The park was originally intended to be a Forest Service Training camp for employees and youth groups, but it only ran for two summers before being turned over to another division of the park service. In 1940 it opened to the public as a campground and officially became Florida’s 5th state park.
Many of the buildings, trails, and roads used by campers today were built by the CCC way back in the 1930s. We explored a number of the trails, including the popular River Trail that follows the Santa Fe River to the famed “river sink” where it disappears underground.
The river flows along nicely for a number of miles before slowing and then vanishing beneath the ground in a natural sink area. The river then travels underground through a network of limestone caves before coming back up three miles later at the nearby River Rise Preserve State Park.
There is a trail that connects the two parks and one afternoon we tried to bike over to see the “river rise”. Except due to work we can’t get out and about until at least 4:30 on the weekdays which meant it got too dark and we had to turn around before reaching the area where the river re-surfaced. A Google image search shows that rise looks like a plain old pond instead of a mysterious spot where a river pops out of the ground, so I don’t feel too bad about not seeing it in person.
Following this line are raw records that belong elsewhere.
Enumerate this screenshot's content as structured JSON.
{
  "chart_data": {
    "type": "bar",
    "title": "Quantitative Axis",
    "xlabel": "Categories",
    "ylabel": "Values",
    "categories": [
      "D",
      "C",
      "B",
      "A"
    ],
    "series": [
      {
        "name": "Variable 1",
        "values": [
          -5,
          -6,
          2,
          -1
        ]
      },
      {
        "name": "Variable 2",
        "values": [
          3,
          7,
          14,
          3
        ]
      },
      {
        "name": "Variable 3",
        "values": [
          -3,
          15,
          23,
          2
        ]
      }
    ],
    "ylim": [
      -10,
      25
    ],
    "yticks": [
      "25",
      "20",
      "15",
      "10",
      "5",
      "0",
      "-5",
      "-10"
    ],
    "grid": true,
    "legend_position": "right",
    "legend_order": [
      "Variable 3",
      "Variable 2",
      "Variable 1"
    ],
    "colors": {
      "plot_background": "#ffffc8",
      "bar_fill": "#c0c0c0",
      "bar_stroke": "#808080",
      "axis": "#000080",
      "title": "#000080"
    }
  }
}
In addition to its ability to disappear underground, the Santa Fe River also makes for a great recreation spot. The roped-off swimming area next the picnic grounds didn’t see much action during our stay, but I imagine it’s a popular spot on a hot sunny day.
Next to a swimming area is a small spot for launching kayaks. You’re only allowed to paddle upstream, as the area where the river sinks underground is off limits to boats. They say it’s because the area is environmentally sensitive, but I suspect the real reason is that they don’t want any kayakers to get sucked underground! (I’m kidding, of course…or am I?)
One afternoon we enjoyed a short paddle past the cypress trees and moss draped oaks. The river was very shallow in spots and we got stuck a few times before coming to an area that required a short portage. Not knowing if we would have to repeat the task right around the next bend, we decided our paddle was over and turned around to float back down. Despite the shallow water cutting our journey short, we really enjoyed this lazy river, including the turtles we spotted along the way.
As for the campground, it was a classic Florida State Parks with large sites, lots of trees for privacy, well-tended grounds, and a clean and updated bathroom. We are always impressed by the Florida State Parks that we have visited over the years.
Our site was in the Magnolia Loop which is located about a mile-and-a-half from the park entrance not far from the river. There is another loop called Dogwood that’s up near the entrance. I didn’t take any photos of Dogwood, but in general, I would say Magnolia is the nicer of the two with sites that are bigger and far more level.
We never did get around to exploring the surrounding area. Which is too bad because I heard there are some great natural springs nearby. Also, the town of High Springs has a really cute two-block downtown that I drove past when making a trip to the library to print a document. I intended to go back with Tim later in the day, but we never got around to it. Someday we’ll need to go back and explore more.
That’s it for O’ Leno and northern Florida. Up next we continue to move south towards the Keys where we have some exciting plans coming up soon!
Excellent choice getting on Magnolia…always a solid choice.
Some day we’ll see Florida and will definitely want to see this lovely park. Your photos are stunning. And any post with turtles is a winner in my book :-)
There were so many turtles! That photo was taken from across the river, but we saw a bunch while we were paddling too.
Love the quiet serenity of River Rise. We hit O’Leno nearly every time we are in Florida. Nice post on it. Sorry you didn’t have more time. There really is a lot to see and gorgeous springs to experience Kayaking the Ichetucknee is not to be missed. Sorry the river was down, hope it’s back up by the next time we go. We do love Florida State Parks for hanging out in the winter. My opinion of Florida was over developed, old people and mosquitoes before I visited and saw it up close and in person. But let’s not tell anyone else. OK?
Yes, let’s keep it our secret :) We might be able to come back to the area this spring and I look forward to exploring more.